"You'd better not let any one see you taking the fence," warned Fred. "Leave it alone till after breakfast, and I'll help you carry it down to the water. We'll get Ward to help."
Artie decided that Fred was interested in the raft—as indeed he was—and as he knew he could not carry the heavy boards down to the ocean without help, he readily agreed to let the rest of his carpenter work go till after breakfast.
Fortune favored the conspirators, for as soon as breakfast was over Mrs. Larue declared that she must get wool to finish a sweater she was knitting and that as she had tried and could not match it in Sunrise Beach, she meant to take the Shore Line bus and go down the coast to Glen Haven, where there were larger shops.
"Let's all go," Mrs.
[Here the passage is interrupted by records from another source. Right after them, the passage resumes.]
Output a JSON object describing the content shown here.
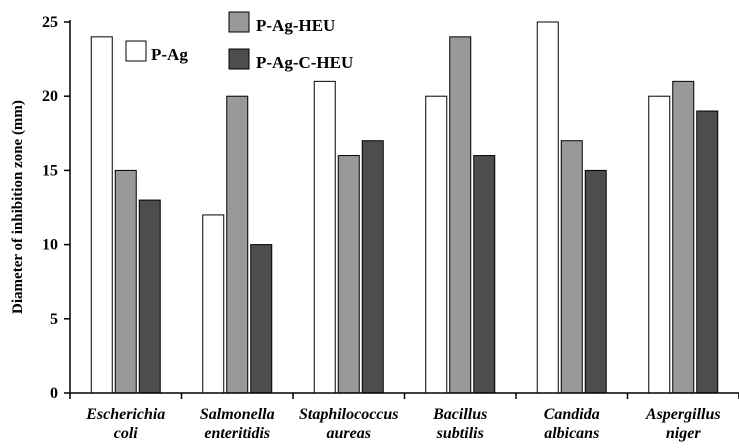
{
  "chart_data": {
    "type": "bar",
    "title": "",
    "xlabel": "",
    "ylabel": "Diameter of inhibition zone (mm)",
    "ylim": [
      0,
      25
    ],
    "yticks": [
      0,
      5,
      10,
      15,
      20,
      25
    ],
    "grid": false,
    "categories": [
      [
        "Escherichia",
        "coli"
      ],
      [
        "Salmonella",
        "enteritidis"
      ],
      [
        "Staphilococcus",
        "aureas"
      ],
      [
        "Bacillus",
        "subtilis"
      ],
      [
        "Candida",
        "albicans"
      ],
      [
        "Aspergillus",
        "niger"
      ]
    ],
    "series": [
      {
        "name": "P-Ag",
        "color": "#ffffff",
        "values": [
          24,
          12,
          21,
          20,
          25,
          20
        ]
      },
      {
        "name": "P-Ag-HEU",
        "color": "#999999",
        "values": [
          15,
          20,
          16,
          24,
          17,
          21
        ]
      },
      {
        "name": "P-Ag-C-HEU",
        "color": "#4d4d4d",
        "values": [
          13,
          10,
          17,
          16,
          15,
          19
        ]
      }
    ],
    "legend": "top-left, inside plot"
  }
}
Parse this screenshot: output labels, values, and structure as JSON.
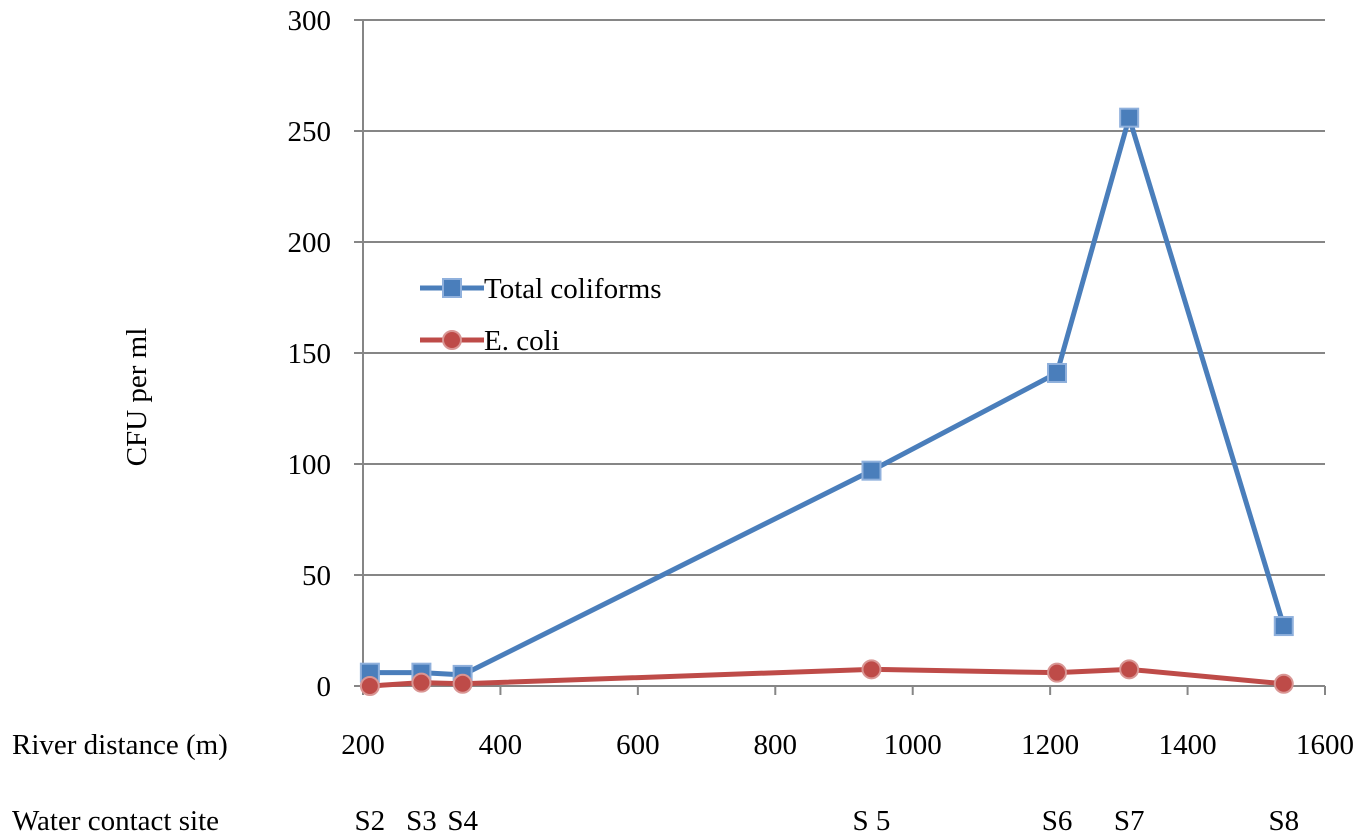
{
  "chart_data": {
    "type": "line",
    "ylabel": "CFU per ml",
    "xlabel": "River distance (m)",
    "site_row_label": "Water contact site",
    "xlim": [
      200,
      1600
    ],
    "ylim": [
      0,
      300
    ],
    "x_ticks": [
      200,
      400,
      600,
      800,
      1000,
      1200,
      1400,
      1600
    ],
    "y_ticks": [
      0,
      50,
      100,
      150,
      200,
      250,
      300
    ],
    "grid": "horizontal",
    "legend_position": "upper-left inside plot",
    "sites": [
      {
        "label": "S2",
        "x": 210
      },
      {
        "label": "S3",
        "x": 285
      },
      {
        "label": "S4",
        "x": 345
      },
      {
        "label": "S 5",
        "x": 940
      },
      {
        "label": "S6",
        "x": 1210
      },
      {
        "label": "S7",
        "x": 1315
      },
      {
        "label": "S8",
        "x": 1540
      }
    ],
    "series": [
      {
        "name": "Total coliforms",
        "color": "#4A7EBB",
        "marker": "square",
        "x": [
          210,
          285,
          345,
          940,
          1210,
          1315,
          1540
        ],
        "values": [
          6,
          6,
          5,
          97,
          141,
          256,
          27
        ]
      },
      {
        "name": "E. coli",
        "color": "#BE4B48",
        "marker": "circle",
        "x": [
          210,
          285,
          345,
          940,
          1210,
          1315,
          1540
        ],
        "values": [
          0,
          1.5,
          1,
          7.5,
          6,
          7.5,
          1
        ]
      }
    ]
  }
}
Marley suggested. "I've always wanted to take a trip on that bus—it follows the boulevard part of the way, and they say the scenery is beautiful."
Polly and Margy and Jess were eager to go, but the boys hung back.
"It's no fun going into stores," Fred complained.
"I hate standing around for hours," almost wept Ward.
And Artie, his raft ever in mind, remarked that he didn't feel as though he could spare the time.
"That's a speech you have borrowed from your daddy," laughed Mrs. Marley. "But if you boys want to stay at home, I don't see any reason why you should not. We can leave you a nice lunch on the kitchen table, and perhaps you'll have a good time without any feminine friends to bother you."
"If you go in bathing, promise not to go out beyond the tent piling," Mrs. Williamson said quickly.